Over the years, during the times I’m been depressed, anxious or otherwise stressed-out, I worked hard to maintain self-control, to avoid, to redirect my attention to work — which is my default mode, my “safe” zone. Now I still don’t think this is always a bad thing, but far too often I didn’t let myself feel.

Well that’s not entirely true of course. I’ve cried a lot in front of my children.
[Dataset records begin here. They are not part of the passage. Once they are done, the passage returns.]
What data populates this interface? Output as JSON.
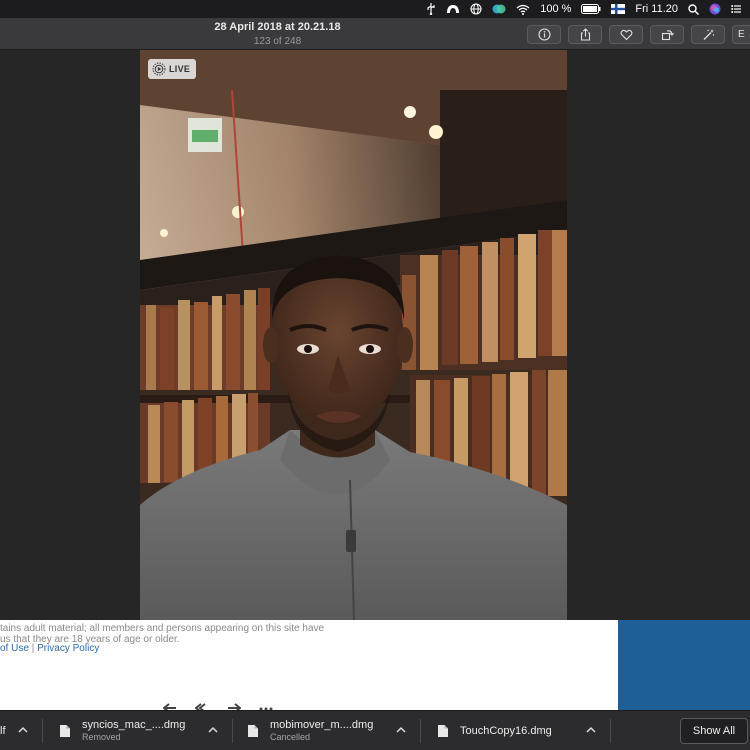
{
  "menubar": {
    "battery": "100 %",
    "clock": "Fri 11.20"
  },
  "toolbar": {
    "photo_date": "28 April 2018 at 20.21.18",
    "photo_count": "123 of 248",
    "edit_partial": "E"
  },
  "photo": {
    "live_label": "LIVE"
  },
  "browser": {
    "disclaimer_line1": "tains adult material; all members and persons appearing on this site have",
    "disclaimer_line2": "us that they are 18 years of age or older.",
    "link_terms": "of Use",
    "link_separator": "|",
    "link_privacy": "Privacy Policy"
  },
  "downloads": {
    "partial_name": "lf",
    "items": [
      {
        "name": "syncios_mac_....dmg",
        "status": "Removed"
      },
      {
        "name": "mobimover_m....dmg",
        "status": "Cancelled"
      },
      {
        "name": "TouchCopy16.dmg",
        "status": ""
      }
    ],
    "show_all_label": "Show All"
  },
  "colors": {
    "menubar_bg": "#1c1c1e",
    "toolbar_bg": "#3a3a3c",
    "viewer_bg": "#262626",
    "link_blue": "#2b6cb0",
    "browser_side_blue": "#1f5f97",
    "download_bar_bg": "#2c2c2e"
  }
}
I’m getting better at crying in front of my friends. I’ve always cried during movies, and sometimes I let myself cry in front of my wife. The feeling of vulnerability is still like a weird foreign friend; she’s been missing from my life a long time and while it’s sure nice to see her once in a while, well shit, “V”, do you have to come over all the time now?

I don’t know where this blog is going to go. I need a space to vent, to apologize, to talk about mental health and ADHD and just let it all hang out – the good, the bad, and the ugly. 

I can’t do that when I’m “in control”. I can’t do it either in the middle of a breakdown. But we’ll see. I think I understand why it seems like so many really good writers have demons. That came to me today like a bit of an epiphany.

“Hello, wee demons. Welcome to my self. Come, help me write.”